S4C says chairman Jones has quit, but he denies it
The S4C Authority has announced that its chairman, John Walter Jones, has resigned with immediate effect.
But he says he has not resigned and intends to continue with the Welsh language broadcaster until next spring.
The Department for Media, Culture and Sport, which is responsible for appointing the chairman, says it has not received a resignation letter.
His position now appears uncertain, as the authority's new vice-chair called the situation "bizarre".
The apparent resignation comes against the backdrop of months of turmoil for the Welsh language broadcaster, which is facing substantial budget cuts and has been told it must work much more closely with the BBC.
It does not have a permanent chief executive after Iona Jones left her job in controversial circumstances over the summer.
Despite the situation surrounding Mr Jones, the members of the authority are also under political pressure, with several Welsh Conservative MPs announcing they believed it was time for them too to step down.
In a statement, the authority said Mr Jones had confirmed to his fellow authority members on Tuesday night that he had tendered his resignation to Secretary of State for Culture, Media and Sport Jeremy Hunt.
It said: "This follows a meeting he held on 16 November with the secretary of state. Mr Jones later told the authority that his resignation would take immediate effect.
"We have not received formal confirmation of this decision from the DCMS and have had no contact with Mr Jones since last night's meeting."
In order to "ensure continuity and leadership for the channel", the authority said it had elected a vice-chair, Rheon Tomos.
The spokesman added: "There has always been unanimity within the authority of the importance of discussions with DCMS and the BBC regarding the future direction of S4C. Meetings have been held with both the DCMS and the BBC Trust and a further meeting will be held next week."
A DCMS spokesperson said: "John Walter Jones notified the secretary of state earlier this month of his intention to stand down at the end of March 2011."
Mr Jones told BBC Wales that he had an understanding with Mr Hunt that he would remain as chairman until March next year.
Alun Cairns, Conservative MP for the Vale of Glamorgan, said: "The actions of the authority members are bizarre.
"This demonstrates how unsuitable these people are to run a public body and to spend £100m of taxpayers' funds."
Earlier, Tory MPs said they believed members of the S4C Authority are "part of the problem".
'Cumbersome and expensive'
Aberconwy MP Guto Bebb told BBC Wales: "Some members of the S4C Authority are more concerned with scoring political points against the coalition government than trying to move S4C forward to a secure future.
"We've come to the conclusion as a group of MPs, especially after yesterday's evidence to the Welsh Affairs Select Committee, that the S4C Authority are part of the problem rather than part of the solution."

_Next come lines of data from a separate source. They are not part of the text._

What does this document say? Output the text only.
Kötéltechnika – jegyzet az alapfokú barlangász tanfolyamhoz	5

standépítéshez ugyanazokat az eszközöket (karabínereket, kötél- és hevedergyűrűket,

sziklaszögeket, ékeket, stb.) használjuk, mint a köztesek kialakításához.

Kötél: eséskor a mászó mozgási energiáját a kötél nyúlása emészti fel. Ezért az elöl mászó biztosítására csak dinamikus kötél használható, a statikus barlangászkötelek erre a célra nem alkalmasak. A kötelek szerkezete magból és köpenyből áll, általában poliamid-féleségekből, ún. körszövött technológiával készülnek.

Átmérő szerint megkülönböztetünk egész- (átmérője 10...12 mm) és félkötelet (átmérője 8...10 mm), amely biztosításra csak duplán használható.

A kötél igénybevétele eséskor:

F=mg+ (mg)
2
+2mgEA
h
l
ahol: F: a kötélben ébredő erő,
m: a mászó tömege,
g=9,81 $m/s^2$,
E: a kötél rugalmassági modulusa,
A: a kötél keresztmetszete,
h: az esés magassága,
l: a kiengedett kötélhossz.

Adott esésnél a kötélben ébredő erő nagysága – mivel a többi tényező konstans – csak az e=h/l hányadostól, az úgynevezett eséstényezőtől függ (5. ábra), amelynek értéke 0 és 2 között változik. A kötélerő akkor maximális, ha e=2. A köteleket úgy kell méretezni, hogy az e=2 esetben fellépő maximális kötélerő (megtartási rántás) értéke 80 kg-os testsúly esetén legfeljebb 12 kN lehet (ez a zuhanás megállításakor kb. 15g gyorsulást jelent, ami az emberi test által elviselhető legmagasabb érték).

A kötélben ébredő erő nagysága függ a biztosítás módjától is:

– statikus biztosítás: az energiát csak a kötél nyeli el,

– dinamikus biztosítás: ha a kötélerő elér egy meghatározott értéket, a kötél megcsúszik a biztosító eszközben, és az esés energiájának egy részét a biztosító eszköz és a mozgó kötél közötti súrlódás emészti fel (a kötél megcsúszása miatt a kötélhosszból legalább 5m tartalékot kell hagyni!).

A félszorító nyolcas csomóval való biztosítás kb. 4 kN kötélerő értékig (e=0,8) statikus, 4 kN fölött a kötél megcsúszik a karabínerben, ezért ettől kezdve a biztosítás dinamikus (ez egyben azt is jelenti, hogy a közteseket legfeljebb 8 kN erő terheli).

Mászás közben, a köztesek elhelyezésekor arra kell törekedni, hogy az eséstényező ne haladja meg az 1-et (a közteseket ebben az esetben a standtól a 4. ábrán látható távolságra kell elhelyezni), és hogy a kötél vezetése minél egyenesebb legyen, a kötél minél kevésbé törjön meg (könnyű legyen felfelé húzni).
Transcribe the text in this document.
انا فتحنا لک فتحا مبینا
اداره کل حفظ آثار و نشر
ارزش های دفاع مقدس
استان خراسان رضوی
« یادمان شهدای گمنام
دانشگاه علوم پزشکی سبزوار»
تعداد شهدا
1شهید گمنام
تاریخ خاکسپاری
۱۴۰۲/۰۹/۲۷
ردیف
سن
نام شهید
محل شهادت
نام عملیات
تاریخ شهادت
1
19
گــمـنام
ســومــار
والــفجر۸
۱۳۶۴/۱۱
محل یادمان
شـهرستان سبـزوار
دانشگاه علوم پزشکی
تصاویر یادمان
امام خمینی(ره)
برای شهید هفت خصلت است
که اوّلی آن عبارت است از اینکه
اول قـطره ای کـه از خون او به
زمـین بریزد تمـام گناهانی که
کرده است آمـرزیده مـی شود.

Giving evidence to Welsh MPs on Tuesday, the executive chairman of the independent television company Tinopolis, Ron Jones, said S4C had thought of itself as a "big and important organisation" and should think more like a "small organisation once again".
Former BBC Wales controller Geraint Talfan Davies told the inquiry that he believed the details of the deal to fund the channel from BBC funds "sounded cumbersome and expensive".
He told MPs that the arrangements being suggested by the DCMS, were "not a workable structure".
The S4C Authority took effective control of the channel after its chief executive quit.
It is currently advertising for candidates to replace Ms Jones.